I always write CASH. The one time I left that part blank, an incredibly awkward conversation with the server ensued.
posted by FAMOUS MONSTER at 2:40 PM on February 1 [1 favorite]


If I'm paying on a card but tipping in cash I write "CASH" in the tip section and then write the original, unchanged total in the total section. I also try to put the cash either in the check book thingie if there is one, or else halfway under a glass or plate (both to keep it from blowing away and to make it take just that one extra second for an unscrupulous passerby to swipe it). If I'm out on a sidewalk or in a restaurant where I happen to know that some of the patrons are, shall we say, "not exactly model citizens" then I'll either put the tip under something such that it's barely visible, or make sure I see it in the right hands before I leave. If necessary I'll bring it directly to the waiter or the counter.

If I were splitting a charge but my partner was paying the whole tip (unusual, but it happens) then I would just strike out the tip section and write an unmodified total underneath it. I figure the server will get the idea; if the tip on the other check is a reasonable size for the whole table, they'll understand the situation and won't think I deliberately stiffed them. I suppose it's possible that a server might get the wrong idea and be upset with me, but I think it's pretty unlikely. Nobody understands the rules of the dining-out game the way servers do, and unless it's their first day on the job they'll have seen every possible permutation of the splitting-the-check game.

I tip in cash when I can do so easily because I've heard that it's better for the server (though I believe rue72 when she says that it doesn't make a big difference) but I don't really go out of my way to do that. Unless my wallet is overflowing with small bills (which it rarely is) I'll likely just put the whole thing on my debit card.
posted by Scientist at 2:50 PM on February 1


I'll put a strike thru and just say 'tip is on the table :)'
posted by ian1977 at 3:54 PM on February 1


You're really doing any "Hey look, I really tipped you" for you, not for them.

You should still do it if it's for yourself because if you paid for good service, you want to receive good service next time.
posted by Jacqueline at 6:12 PM on February 1


I strike through, SO writes CASH.
posted by sm1tten at 7:02 PM on February 1


You should still do it if it's for yourself because if you paid for good service, you want to receive good service next time.

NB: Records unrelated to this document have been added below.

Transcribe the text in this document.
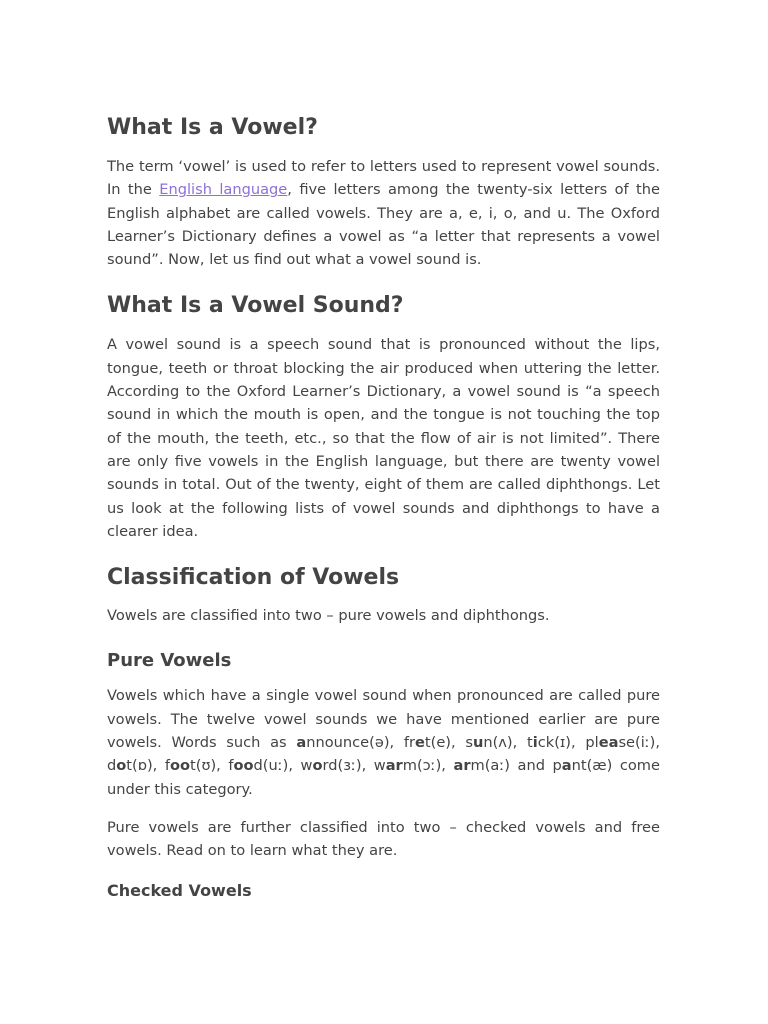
What Is a Vowel?

The term ‘vowel’ is used to refer to letters used to represent vowel sounds. In the English language, five letters among the twenty-six letters of the English alphabet are called vowels. They are a, e, i, o, and u. The Oxford Learner’s Dictionary defines a vowel as “a letter that represents a vowel sound”. Now, let us find out what a vowel sound is.

What Is a Vowel Sound?

A vowel sound is a speech sound that is pronounced without the lips, tongue, teeth or throat blocking the air produced when uttering the letter. According to the Oxford Learner’s Dictionary, a vowel sound is “a speech sound in which the mouth is open, and the tongue is not touching the top of the mouth, the teeth, etc., so that the flow of air is not limited”. There are only five vowels in the English language, but there are twenty vowel sounds in total. Out of the twenty, eight of them are called diphthongs. Let us look at the following lists of vowel sounds and diphthongs to have a clearer idea.

Classification of Vowels

Vowels are classified into two – pure vowels and diphthongs.

Pure Vowels

Vowels which have a single vowel sound when pronounced are called pure vowels. The twelve vowel sounds we have mentioned earlier are pure vowels. Words such as announce(ə), fret(e), sun(ʌ), tick(ɪ), please(iː), dot(ɒ), foot(ʊ), food(uː), word(ɜː), warm(ɔː), arm(aː) and pant(æ) come under this category.

Pure vowels are further classified into two – checked vowels and free vowels. Read on to learn what they are.

Checked Vowels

Yes, but you do also want to be sure you don't come off like George.
posted by torticat at 7:40 PM on February 1


"table".
posted by buzzman at 1:30 AM on February 2


As a former server, I prefer cash. For one thing, some restaurant manager are monsters who will go through all of your checks to see how well you are performing - and in this case performing means hanging
around in their office until another manager
rescues you. Not have something - like a zero or a line - that can be waved in your face as proof of being stiffed is helpful.

People do look at records here and there. The IRS came down on a couple of people I know and it was bad. Years of garnished wages bad. (California, at least 10 years ago. No idea how common this is or if the audit of servers was associated with an investigation of the restaurant.)

Maybe the restaurant managers of today are less pervy and vicious, though.